5. How does the value of Pull-Up resistor affect how quickly I can switch MOSFET on/off (is 100Hz achievable?)

  • \$\begingroup\$ I have an equivalent circuit as the one in this question, except I’m using a 10k pull-up resistor and 12V on both the gate and source. The mosfet is conducting when my micro controller is powered off. Is that resistor value too high? \$\endgroup\$ Nov 29, 2017 at 17:53

1 Answer 1

  1. In general, simulating your design should answer that. Free tools like LTSpice or Qucs can be used for the simulation.
  2. The limiting resistor is good practice. The pull-up resistor does not limit current drawn from the microcontroller pin to the Gate. This current may spike beyond the MCU's pin maximum if directly connected, for charging the 1.4 nF input capacitance of the FET. A 180 Ohm resistor will be sufficient to limit pin current to under 28 mA, safe enough for many MCUs.
  3. No. The Transfer Characteristics graph indicates a Vgs of around -6 volts required to saturate this FET, for Vds = -30 Volts. For Vds = -5 Volts and Vgs = -4 Volts (not -5V, see next point), the On-Region Characteristics graph indicates a current of well under 2 Amperes.

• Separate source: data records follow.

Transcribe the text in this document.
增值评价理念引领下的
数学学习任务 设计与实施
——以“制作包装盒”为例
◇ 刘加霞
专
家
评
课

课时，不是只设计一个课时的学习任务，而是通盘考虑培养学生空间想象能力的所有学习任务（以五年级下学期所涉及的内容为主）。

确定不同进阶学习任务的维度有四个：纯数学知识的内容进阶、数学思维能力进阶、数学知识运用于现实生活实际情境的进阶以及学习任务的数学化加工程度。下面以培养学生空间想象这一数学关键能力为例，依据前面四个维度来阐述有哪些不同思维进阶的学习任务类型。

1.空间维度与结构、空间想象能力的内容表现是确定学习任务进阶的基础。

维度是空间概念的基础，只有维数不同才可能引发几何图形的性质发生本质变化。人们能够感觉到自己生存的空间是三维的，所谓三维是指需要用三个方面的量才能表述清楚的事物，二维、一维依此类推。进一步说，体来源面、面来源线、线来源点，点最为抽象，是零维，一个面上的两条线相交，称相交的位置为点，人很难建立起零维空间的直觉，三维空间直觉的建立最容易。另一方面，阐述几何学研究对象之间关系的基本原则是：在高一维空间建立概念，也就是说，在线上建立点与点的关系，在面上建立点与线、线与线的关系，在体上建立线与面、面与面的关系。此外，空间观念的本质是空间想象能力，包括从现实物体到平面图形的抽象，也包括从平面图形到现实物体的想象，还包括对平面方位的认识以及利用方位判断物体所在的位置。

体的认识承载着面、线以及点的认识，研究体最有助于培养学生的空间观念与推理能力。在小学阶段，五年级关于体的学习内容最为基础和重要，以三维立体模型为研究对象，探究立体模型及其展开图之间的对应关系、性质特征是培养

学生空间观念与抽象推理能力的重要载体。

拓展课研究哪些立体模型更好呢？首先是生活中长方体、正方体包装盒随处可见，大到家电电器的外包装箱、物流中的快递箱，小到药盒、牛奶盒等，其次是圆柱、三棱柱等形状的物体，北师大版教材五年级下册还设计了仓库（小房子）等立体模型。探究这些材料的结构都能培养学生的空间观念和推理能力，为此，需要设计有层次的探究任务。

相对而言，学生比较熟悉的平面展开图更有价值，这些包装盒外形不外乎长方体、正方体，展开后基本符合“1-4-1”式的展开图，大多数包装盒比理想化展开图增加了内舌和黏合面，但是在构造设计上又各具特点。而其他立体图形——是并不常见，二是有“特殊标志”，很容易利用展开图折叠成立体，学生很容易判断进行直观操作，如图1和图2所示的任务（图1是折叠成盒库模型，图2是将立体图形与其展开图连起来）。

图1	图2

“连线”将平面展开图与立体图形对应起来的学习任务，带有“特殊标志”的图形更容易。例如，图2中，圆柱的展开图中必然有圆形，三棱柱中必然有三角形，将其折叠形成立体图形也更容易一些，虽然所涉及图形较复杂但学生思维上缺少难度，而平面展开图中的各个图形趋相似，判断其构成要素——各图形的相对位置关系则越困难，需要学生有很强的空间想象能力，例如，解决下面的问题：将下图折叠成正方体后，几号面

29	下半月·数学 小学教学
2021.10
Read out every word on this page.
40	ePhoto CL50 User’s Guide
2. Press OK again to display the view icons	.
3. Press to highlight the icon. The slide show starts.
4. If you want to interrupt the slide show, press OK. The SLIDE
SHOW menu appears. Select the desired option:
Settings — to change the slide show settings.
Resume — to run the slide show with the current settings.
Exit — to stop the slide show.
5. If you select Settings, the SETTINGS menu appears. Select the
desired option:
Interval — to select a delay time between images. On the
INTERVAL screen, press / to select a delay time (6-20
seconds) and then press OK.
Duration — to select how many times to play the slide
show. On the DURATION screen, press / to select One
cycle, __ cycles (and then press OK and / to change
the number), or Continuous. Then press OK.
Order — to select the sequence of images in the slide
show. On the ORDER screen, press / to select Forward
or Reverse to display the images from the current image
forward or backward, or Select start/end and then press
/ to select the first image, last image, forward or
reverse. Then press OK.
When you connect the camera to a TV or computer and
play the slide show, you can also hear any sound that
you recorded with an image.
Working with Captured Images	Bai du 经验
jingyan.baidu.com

  4. It should, as the rated minimum Vgs.th is -2 Volts, while the voltage divider formed by the 2 kOhm pull-up and the 500 Ohm current limiting resistor gives Vgs values of -1.36 Volts and -4 Volts respectively for MCU pin high and low. The problem you will face is at the pin=low part.

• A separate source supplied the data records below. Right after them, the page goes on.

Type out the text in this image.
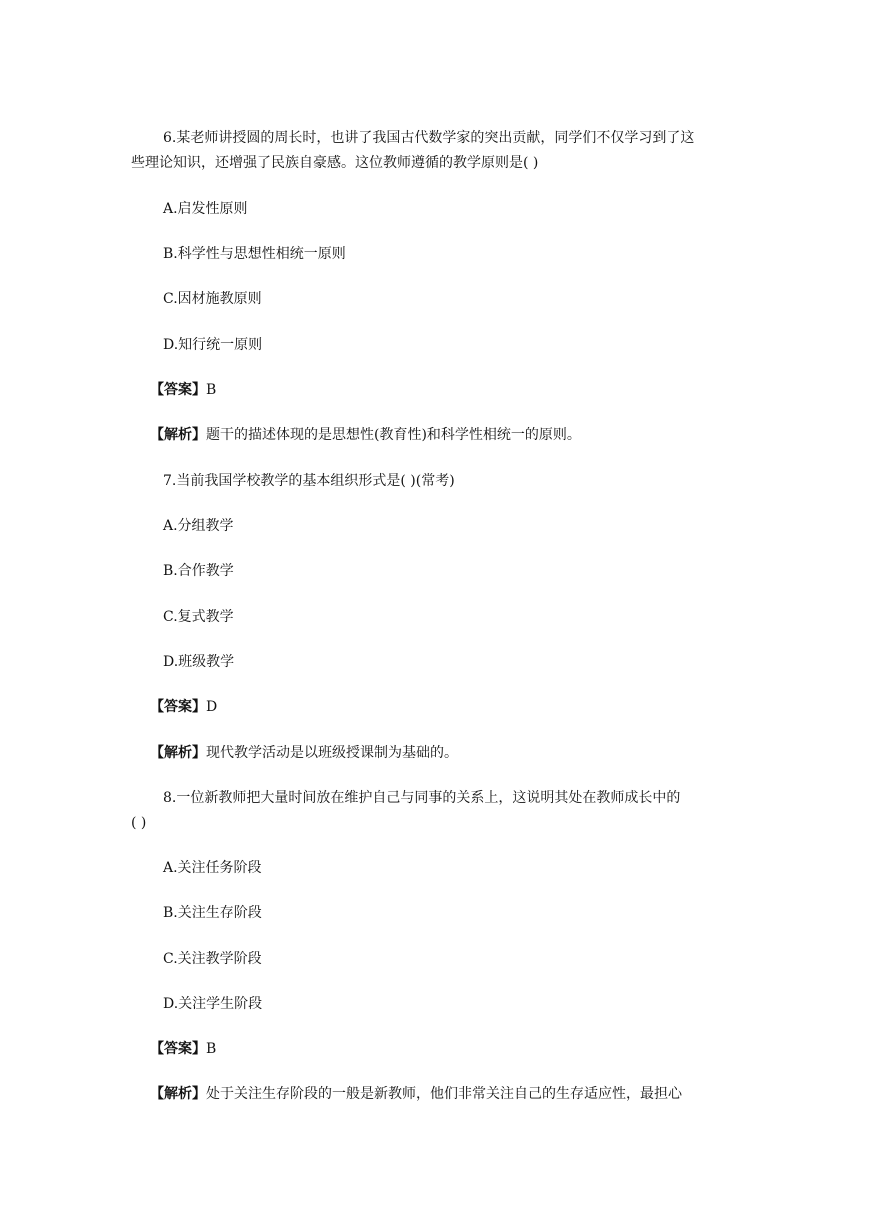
6.某老师讲授圆的周长时，也讲了我国古代数学家的突出贡献，同学们不仅学习到了这
些理论知识，还增强了民族自豪感。这位教师遵循的教学原则是( )
A.启发性原则
B.科学性与思想性相统一原则
C.因材施教原则
D.知行统一原则
【答案】B
【解析】题干的描述体现的是思想性(教育性)和科学性相统一的原则。
7.当前我国学校教学的基本组织形式是( )(常考)
A.分组教学
B.合作教学
C.复式教学
D.班级教学
【答案】D
【解析】现代教学活动是以班级授课制为基础的。
8.一位新教师把大量时间放在维护自己与同事的关系上，这说明其处在教师成长中的
( )
A.关注任务阶段
B.关注生存阶段
C.关注教学阶段
D.关注学生阶段
【答案】B
【解析】处于关注生存阶段的一般是新教师，他们非常关注自己的生存适应性，最担心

  5. Yes. The maximum switching cycle (turn-on + turn-off) for FQP27P06 is (45+380+70+190)=**685 nS**. Thus worst-case switching frequency is around 1.46 MHz (Vdd = 30 Volts, Rg = 25 Ohms). Allowing a hefty margin for the much lower Vdd = 5V and the 500 Ohm current limiting resistor, 15 KHz switching is definitely safe to aim for, much higher than the target of 100 Hz.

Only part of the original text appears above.